Productivity in the food services industry has been relatively flat for the past 30 years, quite a contrast to that in the motor vehicle industry which has nearly tripled, as shown in the chart below. Even though most industrial robots have been sold into the auto industry, auto employment also increased thanks to the growing demand for cars over time. Automating food services could result in the same dynamic.
Automation should lower the cost of offering food services, increasing the demand not only for out-of-home meals but also for robots and labor. As long as the price elasticity of demand for out-of-home food services remains higher than the productivity gains associated with automation, demand should increase enough to accommodate more robots and human jobs.

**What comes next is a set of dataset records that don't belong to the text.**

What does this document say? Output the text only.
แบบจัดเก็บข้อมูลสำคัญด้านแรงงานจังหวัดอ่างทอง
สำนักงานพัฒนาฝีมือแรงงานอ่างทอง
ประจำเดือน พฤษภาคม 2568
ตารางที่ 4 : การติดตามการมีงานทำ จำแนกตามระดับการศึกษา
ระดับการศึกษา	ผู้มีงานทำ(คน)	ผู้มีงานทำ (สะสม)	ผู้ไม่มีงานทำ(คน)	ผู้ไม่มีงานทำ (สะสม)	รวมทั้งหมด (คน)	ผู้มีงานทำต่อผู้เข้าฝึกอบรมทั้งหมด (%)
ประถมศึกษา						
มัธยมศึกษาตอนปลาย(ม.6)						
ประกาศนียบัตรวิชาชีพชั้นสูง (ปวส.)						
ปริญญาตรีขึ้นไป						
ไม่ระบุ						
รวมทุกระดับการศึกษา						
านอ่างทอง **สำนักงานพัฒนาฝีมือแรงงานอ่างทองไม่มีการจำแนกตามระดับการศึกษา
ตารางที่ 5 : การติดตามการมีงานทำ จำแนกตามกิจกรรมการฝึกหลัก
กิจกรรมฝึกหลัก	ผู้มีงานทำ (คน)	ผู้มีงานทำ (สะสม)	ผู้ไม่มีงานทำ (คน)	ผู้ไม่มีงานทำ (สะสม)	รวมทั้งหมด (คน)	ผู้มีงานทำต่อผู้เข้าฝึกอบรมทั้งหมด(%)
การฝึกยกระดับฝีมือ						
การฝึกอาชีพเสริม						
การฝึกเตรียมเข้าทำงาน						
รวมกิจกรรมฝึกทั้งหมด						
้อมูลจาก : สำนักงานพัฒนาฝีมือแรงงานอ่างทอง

The shift from in-home to out-of-home dining is pushing “non-market activity” into the commercial market, increasing employment. Currently, Americans spend approximately $870 billion dining out. Based on our estimates, the addressable market for out of home food could increase significantally as the cost of dining out becomes competitive with the cost of eating at home. Food service statistics don’t include the value of time spent at home on meal prep and cleanup. In the U.S., the time spent at home prepping for and cleaning up after meals is roughly 36 minutes per person which, in the commercial market, would be worth $14.7 per day, or roughly $1.3 trillion annually when aggregated across the number of US adults. Similarly, grocery shopping, which takes six and a half minutes per day on average, accounts for more than $220 billion in non-paid activity excluded from economic statistics, as shown below. In other words, non-paid activity is worth more than two times the $750 billion currently spent on food eaten at home.
During the next few years, the demand for food services outside of the home should hit a tipping point, as the price elasticity of demand outpaces the productivity gains associated with automation. While the food for a home cooked meal costs roughly $3 per person, the time prepping, cleaning, and grocery shopping pushes its all-in cost to $12, which just happens to be the average ticket at a fast-casual restaurant today, as shown below. Because labor accounts for roughly 30% of food service costs, automation is on the cusp of pushing fast casual costs below those of eating at home.
Because consumers don’t place an explicit value on their non-market activity, the impact of the drop in dining-out costs probably won’t be as sudden as the response to the drop in an electric vehicle price below a gas-powered car price. Instead, the share shift to out of home food spending will take place because of the convergence of convenience and cost, especially as autonomous cars, rolling delivery robots, and non-autonomous bike messengers transport food door to door.